Celebrating the Life of Martin Boerner, Sr.
My great-grandfather, Martin Boerner, Sr. was born on this day, 9 Feb 1866, in Gaulsheim, Mainz-Bingen, Rheinland-Pfalz, Germany. He was the youngest of Adam and Anna Mariae (Janz) Boerner’s seven children.
As a young man he was in the “Kaiser’s Army” and did not like the direction the Kaiser was taking Germany, so he followed his brother to the United States. According to the 1900 U.S. Census, his brother, “Bartel” (Bartholomaus) came to Kaukauna, Wisconsin in 1886. Martin left his wife and three young sons in Gaulsheim and sailed on the Southwark, arriving at Ellis Island on 1 Dec. 1897.

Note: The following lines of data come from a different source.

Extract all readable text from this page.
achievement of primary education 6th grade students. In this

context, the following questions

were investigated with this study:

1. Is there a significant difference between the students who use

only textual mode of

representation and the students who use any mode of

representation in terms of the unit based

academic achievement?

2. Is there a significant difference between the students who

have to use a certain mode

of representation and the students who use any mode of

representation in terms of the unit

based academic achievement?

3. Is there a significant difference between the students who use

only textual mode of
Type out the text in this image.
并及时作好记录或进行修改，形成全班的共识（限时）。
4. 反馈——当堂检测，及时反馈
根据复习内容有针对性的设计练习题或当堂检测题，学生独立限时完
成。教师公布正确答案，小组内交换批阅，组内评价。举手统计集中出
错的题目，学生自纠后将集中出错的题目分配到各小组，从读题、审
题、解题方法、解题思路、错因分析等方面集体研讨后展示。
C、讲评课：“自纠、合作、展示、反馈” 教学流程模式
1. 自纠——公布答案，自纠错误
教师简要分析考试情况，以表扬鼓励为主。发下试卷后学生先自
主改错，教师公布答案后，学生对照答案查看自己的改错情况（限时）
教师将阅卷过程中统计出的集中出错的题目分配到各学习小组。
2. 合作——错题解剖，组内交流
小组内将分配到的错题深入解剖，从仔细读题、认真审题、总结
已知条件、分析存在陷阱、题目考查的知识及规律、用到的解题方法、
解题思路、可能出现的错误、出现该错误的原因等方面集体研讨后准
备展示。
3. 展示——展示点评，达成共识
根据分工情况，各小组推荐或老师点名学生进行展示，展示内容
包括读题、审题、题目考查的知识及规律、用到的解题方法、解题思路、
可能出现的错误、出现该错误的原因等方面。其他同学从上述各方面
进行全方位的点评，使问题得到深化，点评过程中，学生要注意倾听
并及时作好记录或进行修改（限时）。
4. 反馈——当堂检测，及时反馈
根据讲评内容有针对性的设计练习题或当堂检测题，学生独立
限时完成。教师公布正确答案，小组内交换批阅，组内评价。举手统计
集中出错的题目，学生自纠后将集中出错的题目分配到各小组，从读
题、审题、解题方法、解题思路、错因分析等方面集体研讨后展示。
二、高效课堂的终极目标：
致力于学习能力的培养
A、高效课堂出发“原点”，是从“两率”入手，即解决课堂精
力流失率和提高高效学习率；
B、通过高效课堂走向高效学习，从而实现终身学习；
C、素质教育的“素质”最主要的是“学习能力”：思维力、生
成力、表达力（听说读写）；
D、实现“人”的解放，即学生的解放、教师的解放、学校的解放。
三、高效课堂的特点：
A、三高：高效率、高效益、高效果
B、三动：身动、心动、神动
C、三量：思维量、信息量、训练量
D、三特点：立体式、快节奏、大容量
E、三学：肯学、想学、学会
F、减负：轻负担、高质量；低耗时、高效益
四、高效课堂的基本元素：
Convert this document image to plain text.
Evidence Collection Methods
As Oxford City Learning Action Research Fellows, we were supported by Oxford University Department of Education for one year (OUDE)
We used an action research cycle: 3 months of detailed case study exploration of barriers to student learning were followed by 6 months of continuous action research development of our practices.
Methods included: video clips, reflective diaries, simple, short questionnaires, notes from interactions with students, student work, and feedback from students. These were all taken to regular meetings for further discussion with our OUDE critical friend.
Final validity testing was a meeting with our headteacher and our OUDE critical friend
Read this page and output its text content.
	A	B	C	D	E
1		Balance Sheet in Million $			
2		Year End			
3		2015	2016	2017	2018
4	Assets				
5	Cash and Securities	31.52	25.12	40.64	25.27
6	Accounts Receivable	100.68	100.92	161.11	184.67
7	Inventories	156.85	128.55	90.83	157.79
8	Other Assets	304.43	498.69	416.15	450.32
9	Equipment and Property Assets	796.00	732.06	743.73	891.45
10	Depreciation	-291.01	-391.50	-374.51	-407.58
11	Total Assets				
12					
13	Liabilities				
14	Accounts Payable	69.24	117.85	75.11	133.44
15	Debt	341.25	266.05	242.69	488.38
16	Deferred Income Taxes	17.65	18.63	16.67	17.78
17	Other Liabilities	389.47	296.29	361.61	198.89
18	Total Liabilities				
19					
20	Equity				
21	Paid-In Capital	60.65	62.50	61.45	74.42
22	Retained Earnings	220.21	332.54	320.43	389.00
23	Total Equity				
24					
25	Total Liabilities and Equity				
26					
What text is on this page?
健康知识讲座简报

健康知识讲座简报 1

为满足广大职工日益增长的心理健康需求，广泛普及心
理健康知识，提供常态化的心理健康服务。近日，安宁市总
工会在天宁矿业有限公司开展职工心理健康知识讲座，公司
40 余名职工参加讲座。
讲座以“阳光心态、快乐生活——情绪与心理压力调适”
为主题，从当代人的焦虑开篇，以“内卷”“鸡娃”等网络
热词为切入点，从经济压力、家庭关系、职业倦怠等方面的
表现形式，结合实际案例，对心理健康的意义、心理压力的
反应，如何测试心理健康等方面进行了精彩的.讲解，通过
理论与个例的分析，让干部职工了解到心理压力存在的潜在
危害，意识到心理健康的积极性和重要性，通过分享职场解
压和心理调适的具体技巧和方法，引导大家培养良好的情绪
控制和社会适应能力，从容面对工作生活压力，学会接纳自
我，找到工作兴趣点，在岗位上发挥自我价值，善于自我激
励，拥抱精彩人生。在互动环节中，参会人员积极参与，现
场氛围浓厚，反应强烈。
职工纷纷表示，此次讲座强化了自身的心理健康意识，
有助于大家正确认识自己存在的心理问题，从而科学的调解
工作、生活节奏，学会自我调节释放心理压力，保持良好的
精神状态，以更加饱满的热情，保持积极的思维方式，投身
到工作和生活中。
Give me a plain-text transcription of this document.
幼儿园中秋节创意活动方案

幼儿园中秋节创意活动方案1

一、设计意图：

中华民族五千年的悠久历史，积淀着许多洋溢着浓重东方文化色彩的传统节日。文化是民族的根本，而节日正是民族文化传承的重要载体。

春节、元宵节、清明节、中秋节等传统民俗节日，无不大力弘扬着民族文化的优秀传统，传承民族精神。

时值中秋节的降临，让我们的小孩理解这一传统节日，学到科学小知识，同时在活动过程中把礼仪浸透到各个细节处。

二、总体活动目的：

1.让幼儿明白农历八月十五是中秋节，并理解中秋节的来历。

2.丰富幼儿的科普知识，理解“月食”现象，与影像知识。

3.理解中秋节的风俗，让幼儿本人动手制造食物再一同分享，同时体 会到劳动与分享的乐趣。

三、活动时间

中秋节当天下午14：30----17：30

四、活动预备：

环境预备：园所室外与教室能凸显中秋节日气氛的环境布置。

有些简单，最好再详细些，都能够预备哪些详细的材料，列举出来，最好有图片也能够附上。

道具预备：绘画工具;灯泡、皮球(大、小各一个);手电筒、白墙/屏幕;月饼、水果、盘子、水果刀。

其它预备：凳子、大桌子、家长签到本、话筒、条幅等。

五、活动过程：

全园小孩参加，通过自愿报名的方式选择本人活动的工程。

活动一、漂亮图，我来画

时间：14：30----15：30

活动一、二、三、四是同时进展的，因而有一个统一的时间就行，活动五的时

He expected to work with Bartel at the Badger Paper Mill but the mill burned so they went up to Niagara, WI to work at the Kimberly-Clark paper mill. Bartel returned to Kaukauna but Martin made his home in Niagara, continuing to work at Kimberly-Clark. A family story tells of Martin being among the first employees of K-C in Niagara to receive a pension when he retired–a sum of $25 per month.
In 1899, his wife Katharine and their three sons immigrated to the United States. Young Karl died at Ellis Island but the other two boys survived. The family lived in one of the homes “behind the mill” and had four more children. Katharine died when she was only 45 when surgeons cut another organ while doing an appendectomy on her and she bled to death, leaving three young children at home for Martin to raise on his own. He did not remarry, but when his youngest daughter, Anna Marie, married Oscar Aderman, they bought the house from Martin and he lived with them for the rest of his life; Oscar and Ann and their sons lived upstairs and Martin continued to live on the ground floor.
Martin was a faithful Roman Catholic and made a big impact on his young grandsons. He is remembered for making apple cider each fall, for his strong work ethic, and his straight, deliberate, “military” stride. He lived well until his death in 1944 at the age of 78.